Absurd bis abgründig: Für den Reportageband «Verkaufte Welt» besuchte die Schweizer Journalistin Rinny Gremaud die grössten Shoppingmalls der Welt.

Sie sind laut und bunt, ihre Dimensionen übertrieben: Megamalls irritieren. Schöngeistern gelten sie als trostlose Konsumtempel, gefüllt mit den immergleichen Produkten. Kein Wunder, gibt es bisher kaum Literatur dazu.

Nur: Weshalb eigentlich? In Einkaufszentren zeigt sich schliesslich die Gesellschaft im Kleinen. Davon ist die Schweizer Journalistin Rinny Gremaud überzeugt.

Ayse Yavas
Legende: Fotografin Ayse Yavas. ©Ayse Yavas

Jagd nach Rekorden

Das war Grund genug für sie, eine Weltreise der anderen Art einzulegen – in Zeiten vor Corona versteht sich. Innerhalb von drei Wochen besuchte sie Konsumtempel auf vier Kontinenten.

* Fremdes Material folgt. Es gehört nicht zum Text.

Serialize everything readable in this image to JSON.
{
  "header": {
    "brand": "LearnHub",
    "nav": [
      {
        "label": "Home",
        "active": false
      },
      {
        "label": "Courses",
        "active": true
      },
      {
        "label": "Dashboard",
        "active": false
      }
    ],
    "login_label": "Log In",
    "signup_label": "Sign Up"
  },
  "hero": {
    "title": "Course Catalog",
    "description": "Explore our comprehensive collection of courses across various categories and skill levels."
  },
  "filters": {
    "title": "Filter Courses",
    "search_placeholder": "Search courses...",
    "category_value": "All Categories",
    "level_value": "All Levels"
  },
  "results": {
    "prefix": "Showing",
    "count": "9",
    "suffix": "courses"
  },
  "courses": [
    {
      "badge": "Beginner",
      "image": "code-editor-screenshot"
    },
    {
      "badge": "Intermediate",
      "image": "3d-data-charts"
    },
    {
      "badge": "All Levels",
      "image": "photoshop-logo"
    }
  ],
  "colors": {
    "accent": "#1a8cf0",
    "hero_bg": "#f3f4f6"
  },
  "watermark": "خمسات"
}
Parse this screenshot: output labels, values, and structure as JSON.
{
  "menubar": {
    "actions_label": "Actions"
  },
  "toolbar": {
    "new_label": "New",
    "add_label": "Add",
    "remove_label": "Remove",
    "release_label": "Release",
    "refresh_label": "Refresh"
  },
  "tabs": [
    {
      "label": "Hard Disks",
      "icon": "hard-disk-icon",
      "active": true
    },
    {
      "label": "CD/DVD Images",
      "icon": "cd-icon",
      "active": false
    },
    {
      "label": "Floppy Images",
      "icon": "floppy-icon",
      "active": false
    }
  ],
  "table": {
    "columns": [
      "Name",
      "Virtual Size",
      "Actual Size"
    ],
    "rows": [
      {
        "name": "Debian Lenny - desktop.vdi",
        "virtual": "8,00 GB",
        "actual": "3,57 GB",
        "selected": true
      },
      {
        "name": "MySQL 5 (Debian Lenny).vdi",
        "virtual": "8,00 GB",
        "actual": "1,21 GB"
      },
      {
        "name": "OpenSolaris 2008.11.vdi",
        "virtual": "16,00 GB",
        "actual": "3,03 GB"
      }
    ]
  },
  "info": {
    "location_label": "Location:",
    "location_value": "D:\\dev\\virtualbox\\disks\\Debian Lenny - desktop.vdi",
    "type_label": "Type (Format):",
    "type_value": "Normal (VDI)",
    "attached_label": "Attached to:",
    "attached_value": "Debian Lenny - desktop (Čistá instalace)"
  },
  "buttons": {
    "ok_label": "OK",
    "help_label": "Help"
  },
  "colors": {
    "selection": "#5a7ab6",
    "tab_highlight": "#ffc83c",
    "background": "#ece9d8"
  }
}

Die Tour war weit abwechslungsreicher und abgründiger als sie es selbst erwartet hatte. Ihre Erlebnisse hielt sie für den Reportagenband «Verkaufte Welt» fest.

Der Pool der «West Edmonton Mall» in Kanada.
Legende: Zum Schwimmen in die Shoppingmall: Der Pool der «West Edmonton Mall» in Kanada. imago images / All Canada Photos

In Kanada etwa fuhr die weit verstreut lebende Kundschaft bis zu neun Stunden, um in der «West Edmonton Mall» einzukaufen. Die lockt mit zahlreichen Rekorden.

Nicht nur die grösste Hallenachterbahn der Welt findet sich dort, sondern auch das grösste Wellenbad und die grösste Schwarzlicht-Minigolfanlage. Wie überall in Nordamerika sollen diese Attraktionen die rückläufigen Verkäufe ausgleichen.

Leerstehende Einkaufstempel

Anderswo standen die Megamalls dagegen halb leer. Etwa im Pekinger Modell-Viertel «Beijing Century City». Im Einkaufszentrum, das der Partei gehört, wimmelte es zwar von Angestellten. Die hatten aber kaum zu tun. Die Chinesen kauften lieber online ein, erfuhr Gremaud.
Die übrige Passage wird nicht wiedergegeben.